A l’issue de l’audience, le Président a fait savoir aux parties que le jugement serait rendu le 02 juin 2025. La décision a été prorogée au 18 août 2025 puis au 25 Août 2025
JUGEMENT du 25 Août 2025
rendu à cette audience par mise à disposition au Greffe (en application
de l’article 450 alinéa 2 du Code de Procédure Civile)
par Luis GAMEIRO, Vice-Président,
contradictoire
signé par Luis GAMEIRO, Vice-Président, et par Valérie PELLEREAU, Greffière.
EXPOSÉ DES FAITS ET DE LA PROCÉDURE :
Par acte de commissaire de justice en date du 29 août 2023, Monsieur [R] [J] a fait assigner l’association des Amis du Petit [Localité 5] (AAPA) devant le tribunal judiciaire d’Angers au visa de l’article 1902 du code civil aux fins de :
— condamner l’AAPA à lui régler la somme principale de 100 000 euros au titre du remboursement des prêts consentis à cette association au cours des années 2015 et 2018,
— dire que les sommes ainsi dues seront productives d’intérêts au taux légal à compter de la délivrance de l’assignation valant sommation de payer,
— condamner l’AAPA à lui régler la somme de 4 500 euros par application des dispositions de l’article 700 du code de procédure civile ainsi qu’à supporter les entiers frais et dépens du procès qui seront recouvrés par son avocat selon les dispositions de l’article 699 du code de procédure civile.

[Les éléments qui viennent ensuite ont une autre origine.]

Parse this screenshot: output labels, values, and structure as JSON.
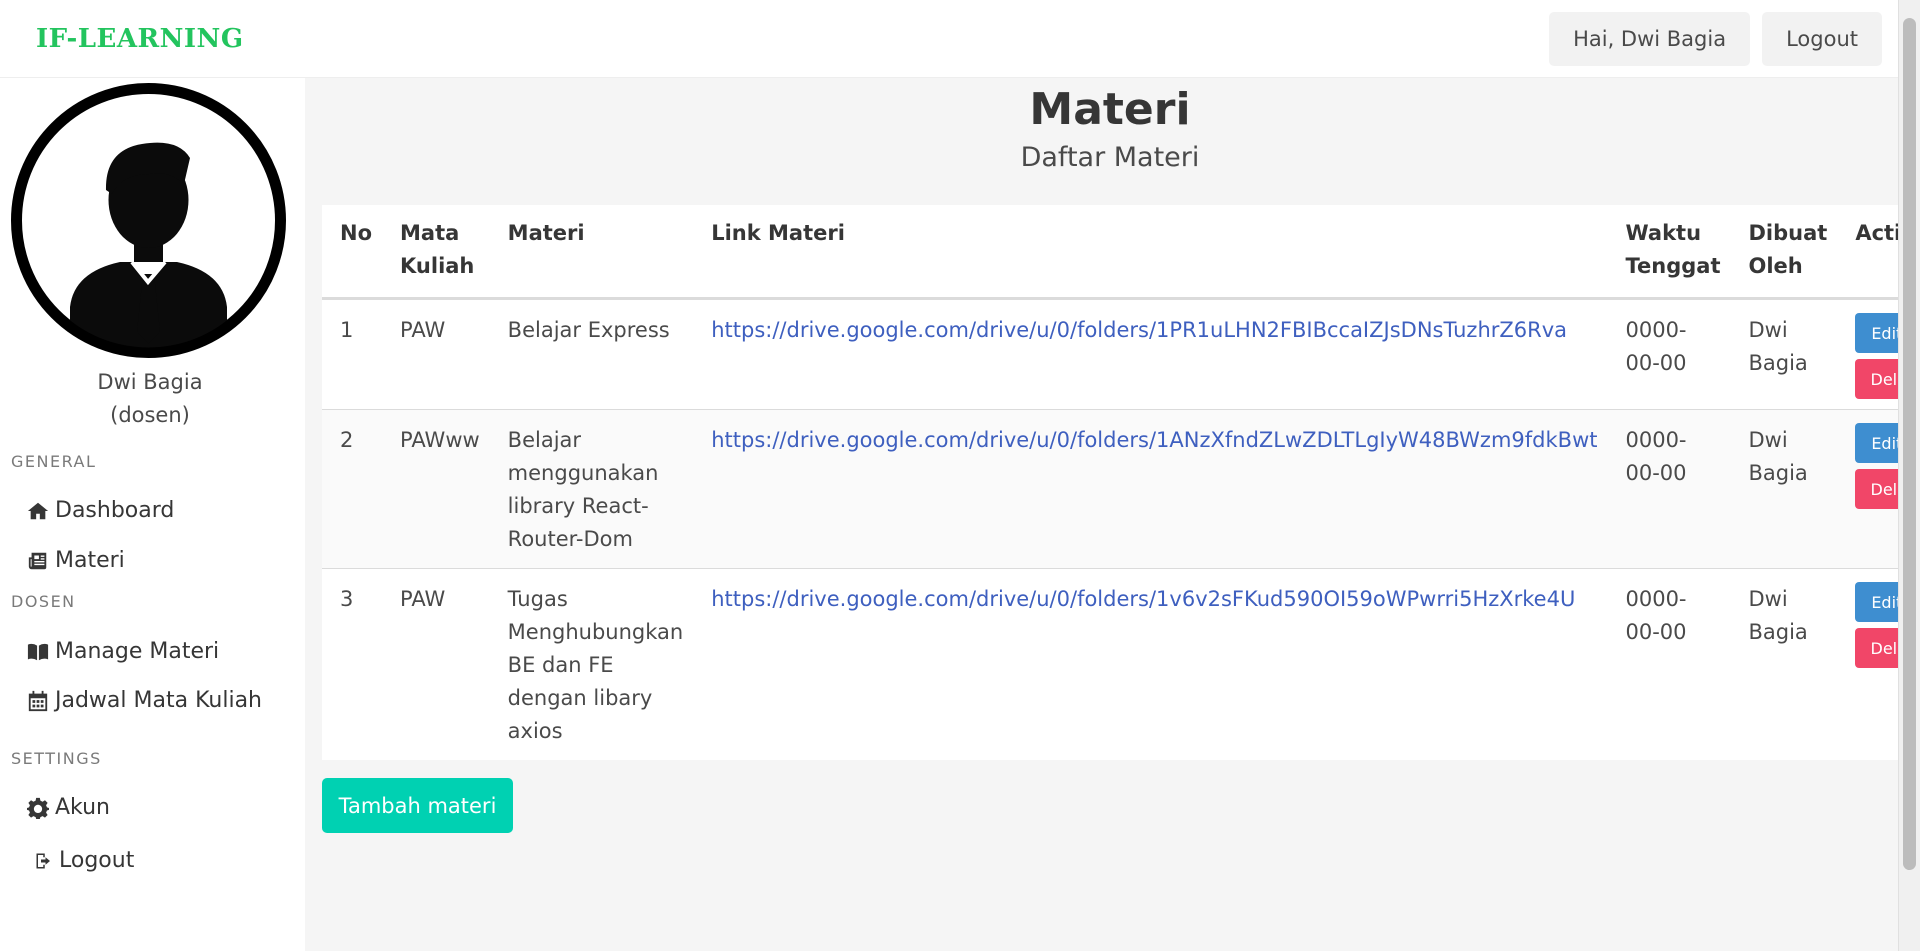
{
  "navbar": {
    "brand": "IF-LEARNING",
    "greeting": "Hai, Dwi Bagia",
    "logout": "Logout"
  },
  "sidebar": {
    "user_name": "Dwi Bagia",
    "user_role": "(dosen)",
    "sections": {
      "general": "GENERAL",
      "dosen": "DOSEN",
      "settings": "SETTINGS"
    },
    "items": {
      "dashboard": "Dashboard",
      "materi": "Materi",
      "manage_materi": "Manage Materi",
      "jadwal": "Jadwal Mata Kuliah",
      "akun": "Akun",
      "logout": "Logout"
    }
  },
  "main": {
    "title": "Materi",
    "subtitle": "Daftar Materi",
    "add_button": "Tambah materi"
  },
  "table": {
    "headers": {
      "no": "No",
      "mata_kuliah": "Mata Kuliah",
      "materi": "Materi",
      "link": "Link Materi",
      "waktu": "Waktu Tenggat",
      "dibuat": "Dibuat Oleh",
      "actions": "Actions"
    },
    "edit_label": "Edit",
    "delete_label": "Delete",
    "rows": [
      {
        "no": "1",
        "mata_kuliah": "PAW",
        "materi": "Belajar Express",
        "link": "https://drive.google.com/drive/u/0/folders/1PR1uLHN2FBIBccaIZJsDNsTuzhrZ6Rva",
        "waktu": "0000-00-00",
        "dibuat": "Dwi Bagia"
      },
      {
        "no": "2",
        "mata_kuliah": "PAWww",
        "materi": "Belajar menggunakan library React-Router-Dom",
        "link": "https://drive.google.com/drive/u/0/folders/1ANzXfndZLwZDLTLgIyW48BWzm9fdkBwt",
        "waktu": "0000-00-00",
        "dibuat": "Dwi Bagia"
      },
      {
        "no": "3",
        "mata_kuliah": "PAW",
        "materi": "Tugas Menghubungkan BE dan FE dengan libary axios",
        "link": "https://drive.google.com/drive/u/0/folders/1v6v2sFKud590OI59oWPwrri5HzXrke4U",
        "waktu": "0000-00-00",
        "dibuat": "Dwi Bagia"
      }
    ]
  },
  "colors": {
    "brand": "#23c45e",
    "link": "#3e5fbf",
    "edit": "#3e8ed0",
    "delete": "#f14668",
    "primary": "#00d1b2"
  }
}
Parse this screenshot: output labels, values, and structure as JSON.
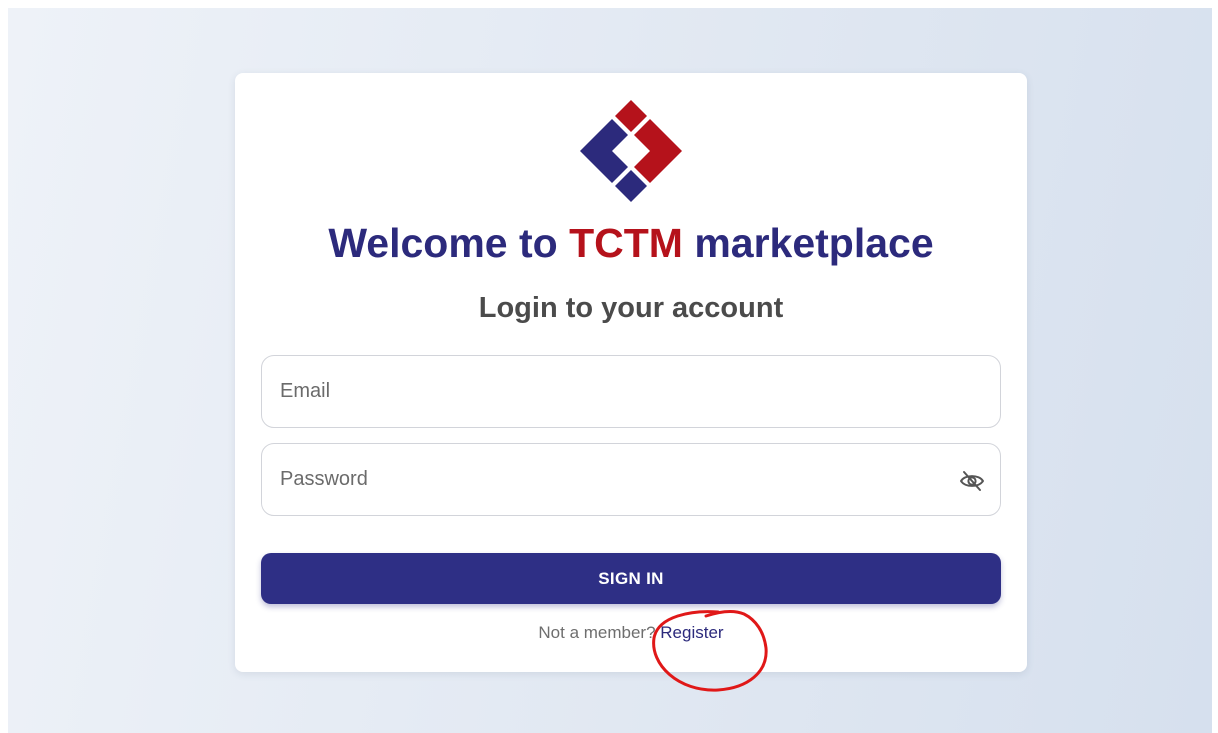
{
  "login": {
    "title_prefix": "Welcome to ",
    "title_brand": "TCTM",
    "title_suffix": " marketplace",
    "subtitle": "Login to your account",
    "email_placeholder": "Email",
    "password_placeholder": "Password",
    "signin_label": "SIGN IN",
    "member_prompt": "Not a member? ",
    "register_label": "Register"
  },
  "icons": {
    "logo": "tctm-diamond-logo",
    "password_toggle": "eye-slash-icon"
  },
  "colors": {
    "brand_navy": "#2c2a7c",
    "brand_red": "#b5121b",
    "button_bg": "#2e2f85",
    "annotation_red": "#e01818"
  }
}
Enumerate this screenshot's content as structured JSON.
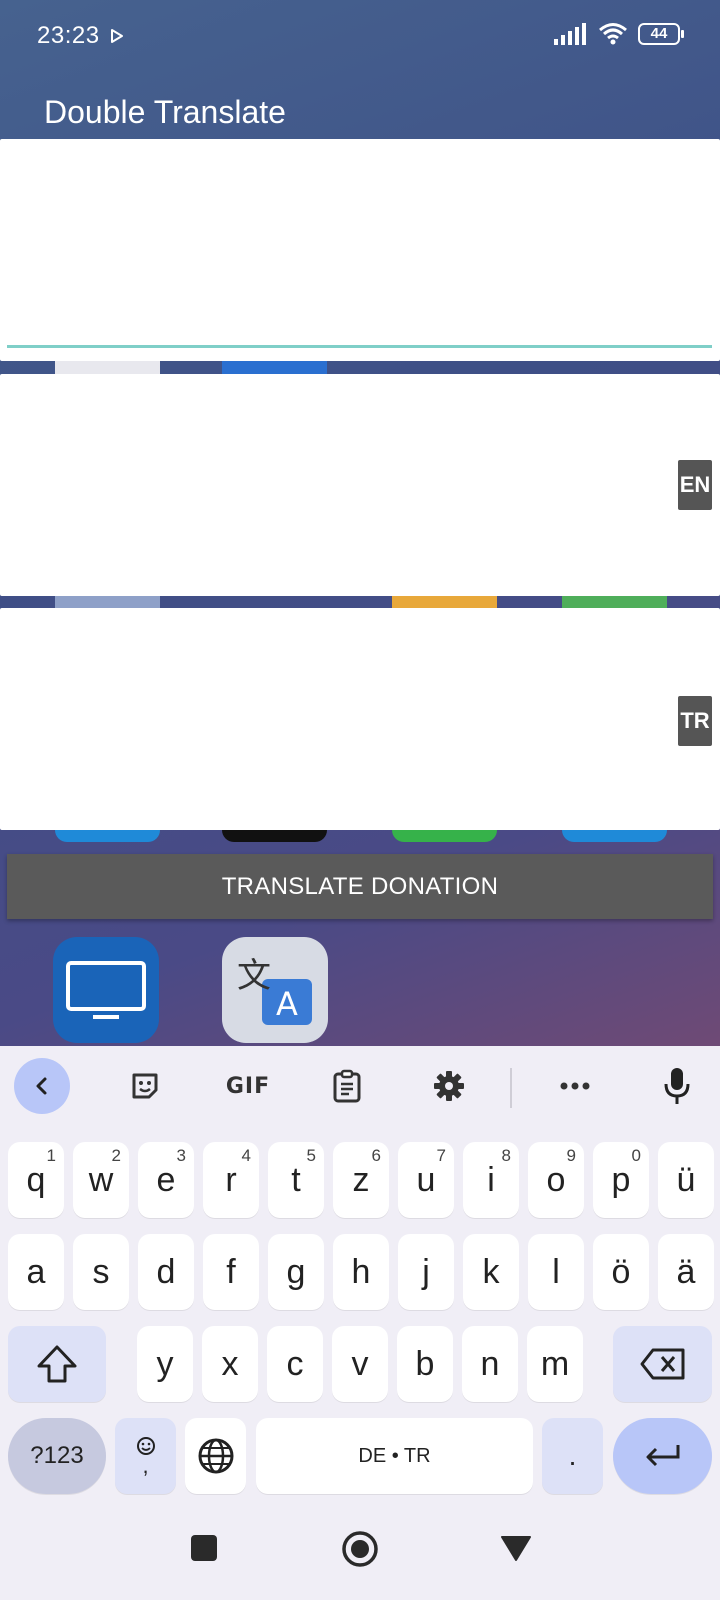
{
  "status_bar": {
    "time": "23:23",
    "battery": "44"
  },
  "app": {
    "title": "Double Translate"
  },
  "input_panel": {
    "text": ""
  },
  "output_panels": [
    {
      "lang": "EN",
      "text": ""
    },
    {
      "lang": "TR",
      "text": ""
    }
  ],
  "translate_button": {
    "label": "TRANSLATE DONATION"
  },
  "keyboard": {
    "toolbar": {
      "gif_label": "GIF"
    },
    "row1": [
      {
        "k": "q",
        "h": "1"
      },
      {
        "k": "w",
        "h": "2"
      },
      {
        "k": "e",
        "h": "3"
      },
      {
        "k": "r",
        "h": "4"
      },
      {
        "k": "t",
        "h": "5"
      },
      {
        "k": "z",
        "h": "6"
      },
      {
        "k": "u",
        "h": "7"
      },
      {
        "k": "i",
        "h": "8"
      },
      {
        "k": "o",
        "h": "9"
      },
      {
        "k": "p",
        "h": "0"
      },
      {
        "k": "ü",
        "h": ""
      }
    ],
    "row2": [
      "a",
      "s",
      "d",
      "f",
      "g",
      "h",
      "j",
      "k",
      "l",
      "ö",
      "ä"
    ],
    "row3": [
      "y",
      "x",
      "c",
      "v",
      "b",
      "n",
      "m"
    ],
    "mode_key": "?123",
    "comma_key": ",",
    "space_label": "DE • TR",
    "period_key": "."
  }
}
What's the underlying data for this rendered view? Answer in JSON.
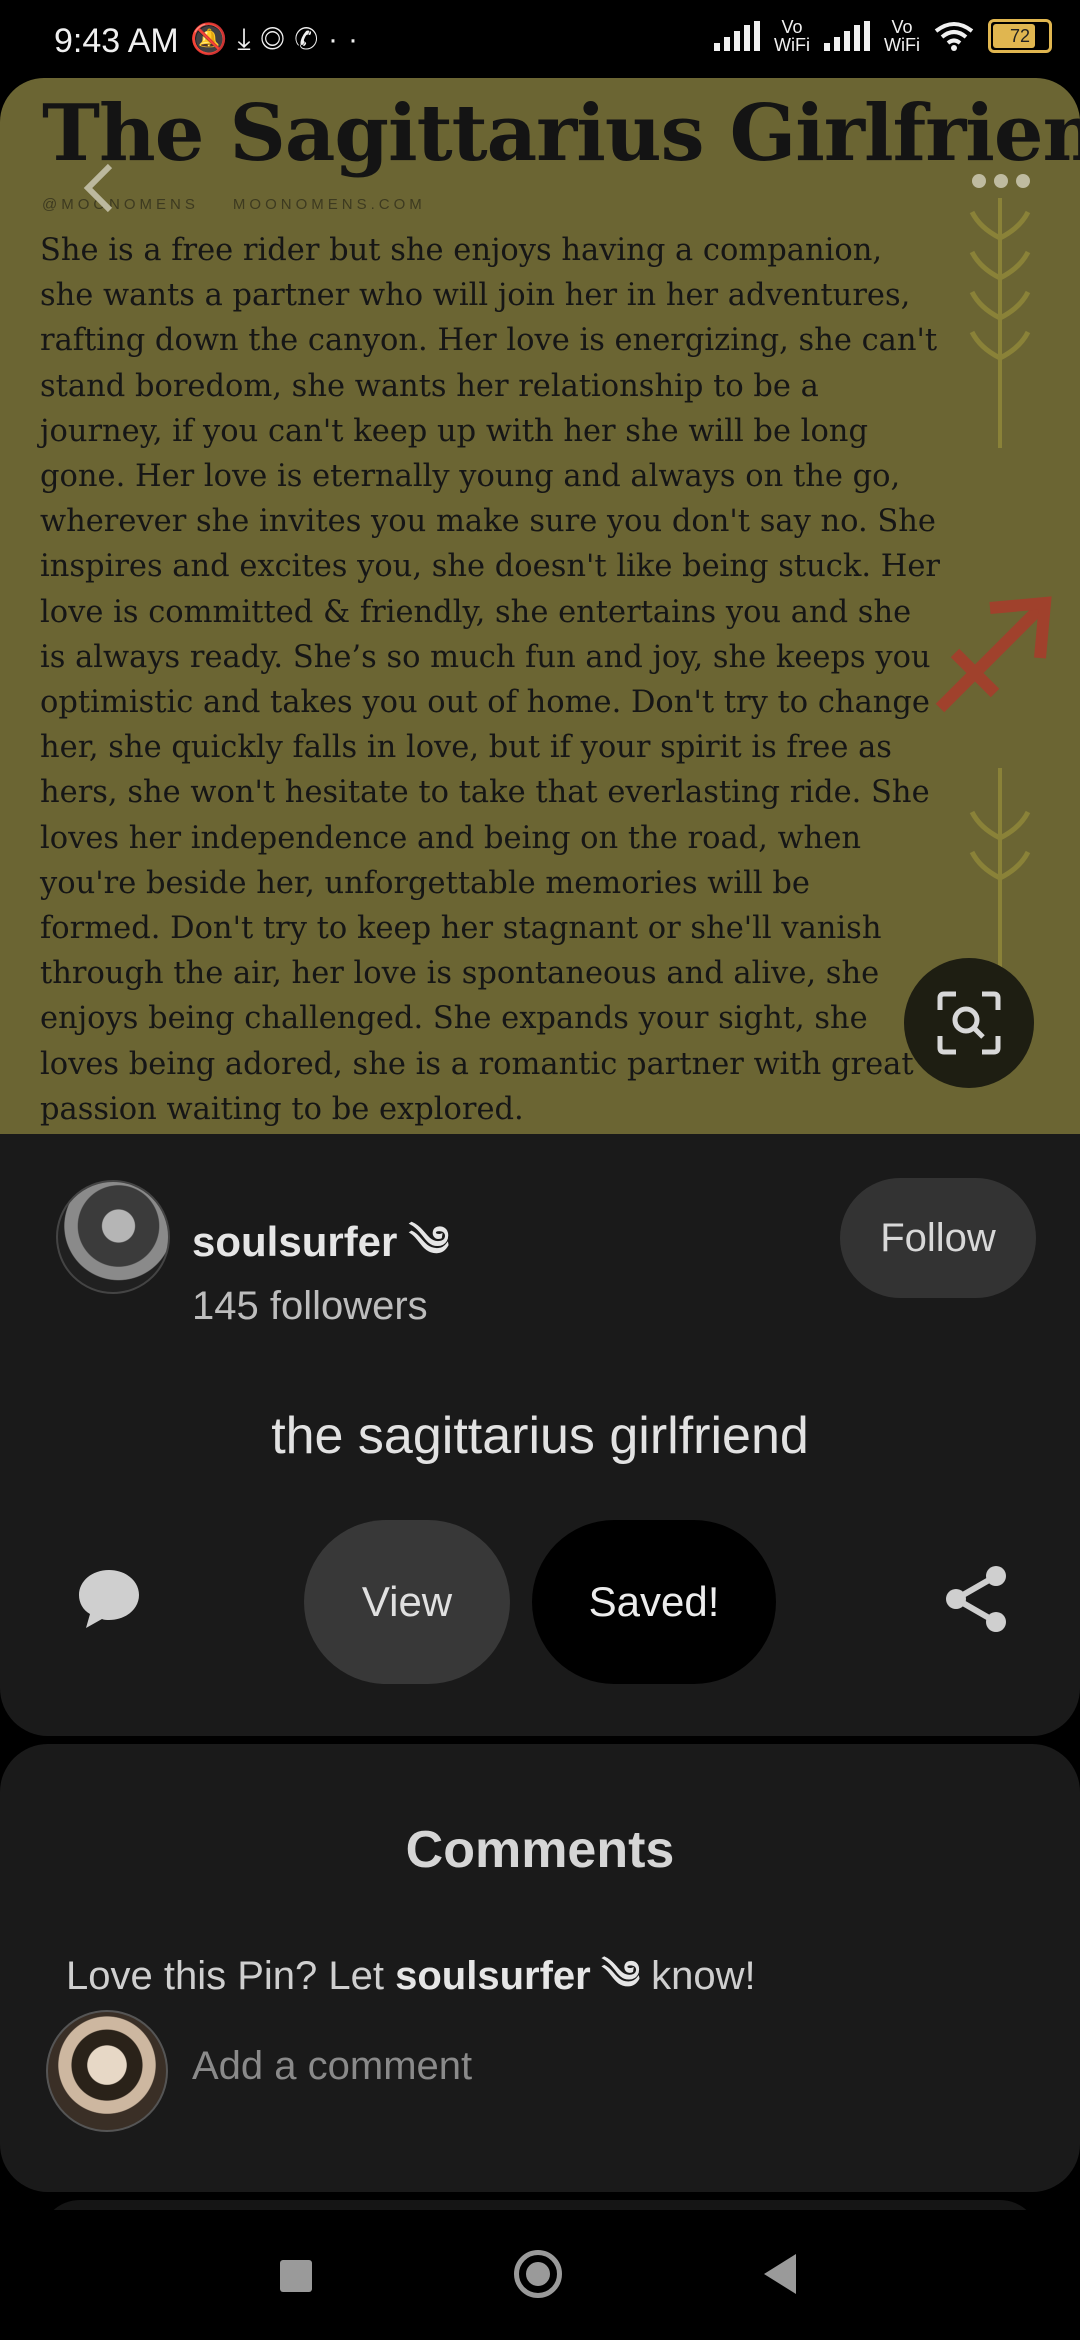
{
  "status_bar": {
    "time": "9:43 AM",
    "icons": [
      "mute-icon",
      "download-icon",
      "chrome-icon",
      "whatsapp-icon",
      "more-dots-icon"
    ],
    "vo_wifi_label_1": "Vo\nWiFi",
    "vo_wifi_label_2": "Vo\nWiFi",
    "battery_level": "72"
  },
  "pin": {
    "image_title": "The Sagittarius Girlfriend",
    "credit_handle": "@MOONOMENS",
    "credit_site": "MOONOMENS.COM",
    "image_text": "She is a free rider but she enjoys having a companion, she wants a partner who will join her in her adventures, rafting down the canyon. Her love is energizing, she can't stand boredom, she wants her relationship to be a journey, if you can't keep up with her she will be long gone. Her love is eternally young and always on the go, wherever she invites you make sure you don't say no. She inspires and excites you, she doesn't like being stuck. Her love is committed & friendly, she entertains you and she is always ready. She’s so much fun and joy, she keeps you optimistic and takes you out of home. Don't try to change her, she quickly falls in love, but if your spirit is free as hers, she won't hesitate to take that everlasting ride. She loves her independence and being on the road, when you're beside her, unforgettable memories will be formed. Don't try to keep her stagnant or she'll vanish through the air, her love is spontaneous and alive, she enjoys being challenged. She expands your sight, she loves being adored, she is a romantic partner with great passion waiting to be explored."
  },
  "creator": {
    "username": "soulsurfer",
    "badge": "༄",
    "followers": "145 followers",
    "follow_label": "Follow"
  },
  "caption": "the sagittarius girlfriend",
  "actions": {
    "view_label": "View",
    "saved_label": "Saved!"
  },
  "comments": {
    "title": "Comments",
    "prompt_pre": "Love this Pin? Let ",
    "prompt_user": "soulsurfer ༄",
    "prompt_post": " know!",
    "placeholder": "Add a comment"
  },
  "colors": {
    "pin_background": "#6b6533",
    "panel_background": "#1a1a1a",
    "saved_button": "#000000",
    "arrow_accent": "#a0412c"
  }
}
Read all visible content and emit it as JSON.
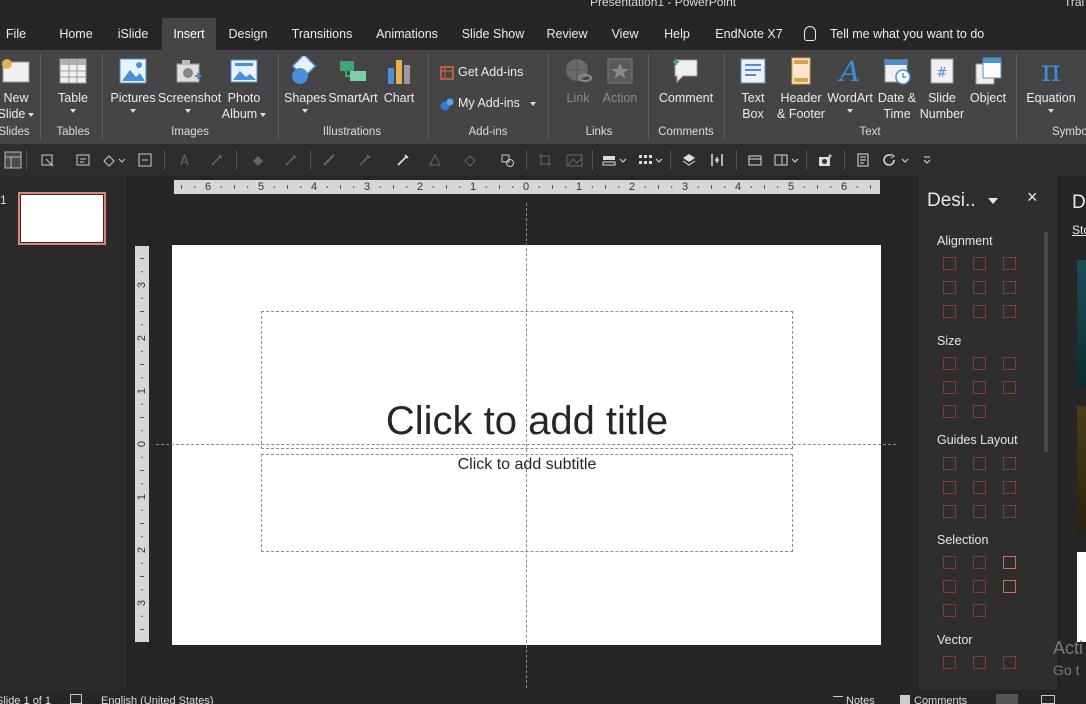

Aux termes de ses conclusions notifiées par voie électronique le 30 juillet 2024, auxquelles il est expressément renvoyé pour un exposé des moyens et arguments conformément aux dispositions de l’article 455 du code de procédure civile, Monsieur [R] [J] demande de :
— débouter l’association AAPA de l’ensemble de ses conclusions, fins et demandes
reconventionnelles,
— condamner l’AAPA à lui régler la somme principale de 100 000 euros au titre du remboursement des prêts consentis à cette association au cours des années 2015 et 2018 au visa des dispositions de l’article 1902 du code civil,
— dire que les sommes ainsi dues seront productives d’intérêts au taux légal à compter de la délivrance de l’assignation valant sommation de payer,
— condamner l’AAPA à lui régler la somme de 4 500 euros par application des dispositions de l’article 700 du code de procédure civile ainsi qu’à supporter les entiers frais et dépens du procès qui seront recouvrés par son avocat selon les dispositions de l’article 699 du code de procédure civile.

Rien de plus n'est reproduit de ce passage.